BATON ROUGE, La. (BRPROUD) – There are few things more refreshing than the feeling of being understood and valued by someone we respect.

This feeling is one of the hallmarks of a healthy friendship, and a number of our culture’s most renowned writers, philosophers, and health experts agree that solid friendships contribute much to health and wellness.

In poverty and other misfortunes of life, true friends are a sure refuge. They keep the young out of mischief; they comfort and aid the old in their weakness, and they incite those in the prime of life to noble deeds.


So, according to scientists and health experts, how does friendship impact our well-being?

Check out the five ways detailed below:

#1 Friendship can protect one’s overall health

Dr. Natalie Geld, a Neuroscientist who contributed to a Bumble article on the subject of friendship pointed out that loneliness can increase inflammation, trigger stress hormones, and weaken the immune system.

On the other hand, relying on friends for connections that are truly fulfilling succeeds in combating loneliness and in helping a person to “develop healthy brain cells and strengthen positive neural pathways” in the brain.

#2 Friendships assist in navigating stressful situations

It can be difficult to maintain a positive outlook amid a stressful situation. But when a person has friends to buoy them along, they’re better equipped to deal with stress.

Dr. Geld describes how our bodies make this possible.

She explains that when we’re enjoying time with a friend, “A powerful cocktail of oxytocin, dopamine, and serotonin (all your feel-good hormones) elevate your mood and optimize your hormonal response to stress.”

#3 Friendships increase feelings of security, happiness

In our COVID-era world, most of us have grown used to lives on ever-shifting landscapes. We ride one unsteady wave along to the next, learning to adapt to natural disasters, viral outbreaks, and related economic problems.

But this ability to adapt often comes at a cost. Many have lost the sense of security they had pre-COVID, and some even find that their laughter doesn’t come as easily as it did before 2020.

This is where friendships can heal.

Dr. Geld explains that when we’re with close friends who make us feel understood, “oxytocin – the trust and love hormone – is released into your bloodstream. Oxytocin triggers a fountain of serotonin and dopamine. (Those feel-good hormones again!)” 

In other words, when oxytocin is released, we begin to feel secure again.

Dr. Geld says that even just thinking about the friend(s) who trigger this response will release that feel-good hormone.

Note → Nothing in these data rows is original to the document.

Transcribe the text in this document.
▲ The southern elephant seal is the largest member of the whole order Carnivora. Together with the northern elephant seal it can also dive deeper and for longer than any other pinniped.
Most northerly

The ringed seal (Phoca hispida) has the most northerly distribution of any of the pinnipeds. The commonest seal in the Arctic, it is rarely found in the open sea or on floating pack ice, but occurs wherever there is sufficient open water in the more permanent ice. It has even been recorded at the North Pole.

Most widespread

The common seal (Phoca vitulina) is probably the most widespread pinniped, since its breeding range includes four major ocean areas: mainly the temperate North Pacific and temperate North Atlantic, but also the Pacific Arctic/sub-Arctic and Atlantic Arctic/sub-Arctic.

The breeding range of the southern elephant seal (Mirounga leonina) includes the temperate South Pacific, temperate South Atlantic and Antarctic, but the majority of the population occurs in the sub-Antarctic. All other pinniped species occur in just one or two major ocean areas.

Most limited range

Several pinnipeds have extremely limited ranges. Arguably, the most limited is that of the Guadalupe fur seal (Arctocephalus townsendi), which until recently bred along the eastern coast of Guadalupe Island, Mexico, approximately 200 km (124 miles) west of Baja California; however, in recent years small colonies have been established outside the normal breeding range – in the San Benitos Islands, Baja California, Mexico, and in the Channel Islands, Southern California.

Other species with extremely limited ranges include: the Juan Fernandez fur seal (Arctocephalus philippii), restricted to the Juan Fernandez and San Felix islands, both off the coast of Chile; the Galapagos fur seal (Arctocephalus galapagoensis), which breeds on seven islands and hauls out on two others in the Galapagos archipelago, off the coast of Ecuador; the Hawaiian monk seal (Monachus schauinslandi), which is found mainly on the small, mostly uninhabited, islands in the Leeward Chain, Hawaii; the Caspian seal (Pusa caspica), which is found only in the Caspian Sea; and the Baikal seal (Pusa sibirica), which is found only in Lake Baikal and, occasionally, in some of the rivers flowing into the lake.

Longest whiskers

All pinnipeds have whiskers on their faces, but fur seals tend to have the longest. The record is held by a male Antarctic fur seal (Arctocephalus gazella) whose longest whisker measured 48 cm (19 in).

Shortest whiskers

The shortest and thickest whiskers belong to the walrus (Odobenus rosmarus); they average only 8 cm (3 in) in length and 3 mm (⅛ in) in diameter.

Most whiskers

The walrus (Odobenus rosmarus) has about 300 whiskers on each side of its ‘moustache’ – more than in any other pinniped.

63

This can give us the fortitude we need to get through life’s ups and downs.

It’s also possible to recover our pre-pandemic sense of humor via friendship.

When we’re with good friends we often find ourselves laughing, and when this happens, Dr. Geld says, “neurochemicals called endorphins are released. These chemicals clear your cell memory and open a natural flow of information chemicals. Suddenly, you feel super happy! You have more bandwidth to learn, grow, and face reality when you get regular hits of these neurochemicals.”

#4 Friendships can improve longevity

Health experts agree that connecting with friends who bring us joy can improve our physical health and life expectancy.

In an article on the topic, Psychology Today points to research involving elderly individuals and friendship. It states, “Studies have shown that older people with friends are more likely to live a healthier happier life than those who do not have many close friends. Older people without close friends are more likely to develop chronic diseases such as heart disease, diabetes, and depression than their counterparts.”

The article adds, “Although family members are usually the caretakers to the elderly, they often do so out of obligation whereas lifelong friends provide endless joy with no strings attached.”

#5 Friends keep us humble

It’s been said that the only thing more dangerous than ignorance is arrogance, and when we’re on our own it’s easy to slip, fall, and get stuck in our own perception of life. This can lead to becoming a bit short-sighted and arrogant.

But one of the best things about a true friend is that they won’t hesitate to give us a reality check when needed.

According to Dr. Kristen Fuller’s article in Psychology Today, ” It could be the ridiculous outfit we are wearing or the boyfriend cheating on us. True friends bring the harsh truth in front of us… The beauty of true friends is they will tell you like it is, but from a good place in their heart.”

As illustrated in the five explanations above, there are multiple reasons to appreciate good friendships and do our best to hold onto them.